Top Trends for Data Science in 2020
Adi Hirschtein | December 18, 2019
With 2019 coming to an end and 2020 just around the corner, we reflect on a year that was full of new innovations related to machine learning, deep learning and real-time analytics. Our customers, partners, and the industry in general is doing some incredible things with data science; from self-healing systems to personalized recommendations for millions of customers in real-time. However, these innovations are just a glimpse into how AI will revolutionize our world in the coming year – and the question is whether the data science infrastructure will be able to keep up with these innovative AI applications. Because the truth is that even - or especially- today companies still struggle to turn their advanced AI models into real business applications. Most companies lack the data science strategy and infrastructure needed to support their ambitions. 2020 will be about simplifying the way from data science to production, with an emphasis on bringing real – and scalable - business value.
- MLOps and Serverless will be the Foundation of Data Science Applications
As more businesses are focused on bringing data science to production, it’s no surprise that MLOps and serverless have become hot buzzwords and will continue to grow in 2020. Today, the overwhelming number of tools, data complexities and siloed development and engineering environments, make machine learning in production a true center of gravity. MLOps - Machine Learning Operations - incorporates standardized methods to streamline machine learning to production and manage end-to-end pipelines. It brings CI/CD to machine learning, with open source tools like Kubeflow Pipelines for workflow management and Nuclio for serverless automation. Serverless, one of the most dominant features in MLOps is also transforming accordingly - Instead of handling only stateless, event-driven tasks, serverless is making every part of the pipeline automated, including data intensive tasks like data preparation and training. MLOps and serverless are important trends which will enable data scientists to spend more time on building models and less time on infrastructure overhead, ensuring that the models built will bring true business value.
- Companies will Apply Data Science on Real-time Use-Cases
As infrastructure and data complexities begin to unravel, companies will reach higher performance across large data volumes.
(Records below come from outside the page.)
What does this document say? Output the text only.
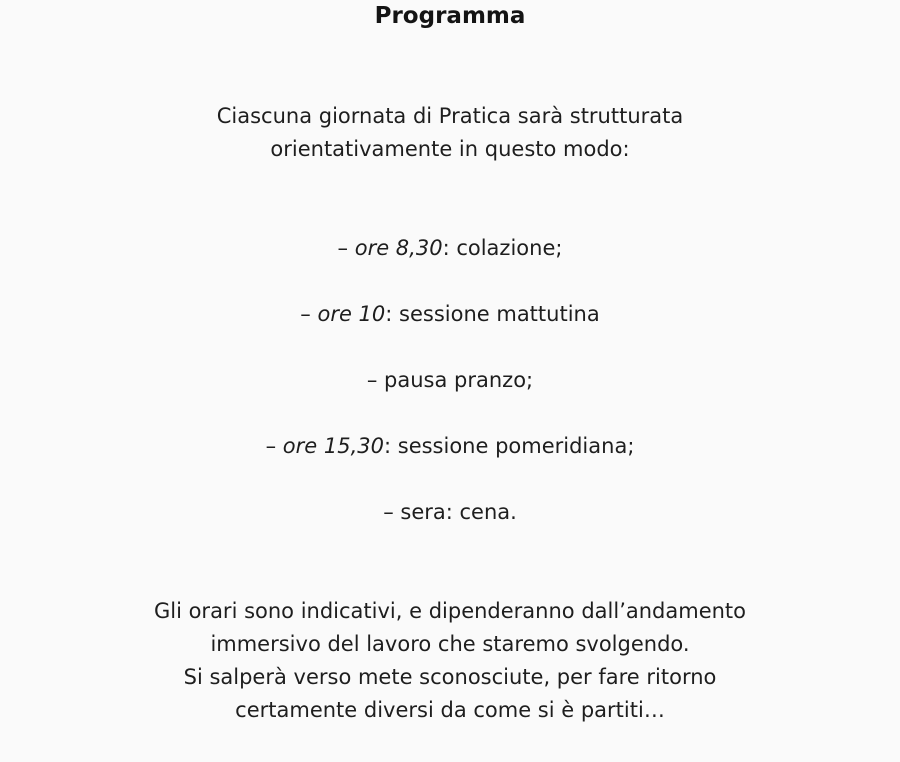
Programma

Ciascuna giornata di Pratica sarà strutturata
orientativamente in questo modo:

– ore 8,30: colazione;
– ore 10: sessione mattutina
– pausa pranzo;
– ore 15,30: sessione pomeridiana;
– sera: cena.

Gli orari sono indicativi, e dipenderanno dall’andamento
immersivo del lavoro che staremo svolgendo.
Si salperà verso mete sconosciute, per fare ritorno
certamente diversi da come si è partiti…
Sophisticated algorithms built offline in 2019 for detection will be served online in real-time against fresh data, ensuring immediate prevention of abnormal events with machine learning models identifying suspicious patterns continuously. The ability to correlate fresh data with historical data will also help identify and prevent model drifting for more accurate models. Companies will transition from detection to prevention, reducing risks and saving costs.
- Online and Offline Feature Stores will Gain Traction
Corporate giants like Uber and Twitter have already built feature stores to avoid countless hours wasted for recreating and reusing features for common models, but what about the rest of us? Features help machine learning models process datasets for training and production but developing them is often an engineering heavy task. Just like all luxuries which begin in enterprises and slowly reach everyone else, feature stores will become more common in 2020 because of their huge value. They allow machine learning teams to share, organize, discover and leverage features for models, increasing reliability, accuracy and efficiency.
- Experiment Tracking will be Simplified
Running and tracking data science jobs may require lots of DevOps and labor-intensive tasks if you’re trying to do everything on your own. New projects like MLRun have recently emerged to provide the flexibility to run any job either locally on your laptop or on a distributed cluster at scale in a much simpler way. They provide generic mechanisms for data scientists and developers/engineers to describe and track code, metadata, inputs and outputs of machine learning related tasks (executions) and present all running jobs as well as historical jobs in a single report.
- The Cloud Experience will be Extended to the Edge
Companies will need to process data closer to its source and generate faster and more accurate insights, overcoming the cloud’s latency constraints. We will see more hybrid solutions leveraging elasticity in the cloud and extending the cloud experience to the edge for high performance. Edge devices will not only serve as gateways, they will be intelligent and enable AI-driven actions.
- Data Science Applications will be Democratized
MLOps, automation and managed platforms will simplify the deployment of data science applications and therefore data science will become more accessible to any business. Large data science and engineering teams, as well as months of development which only large enterprises can afford, will no longer be a requirement. Instead, a small data science team or even a single data scientist will work with a managed platform, create models in a Jupyter notebook and automate its path to production.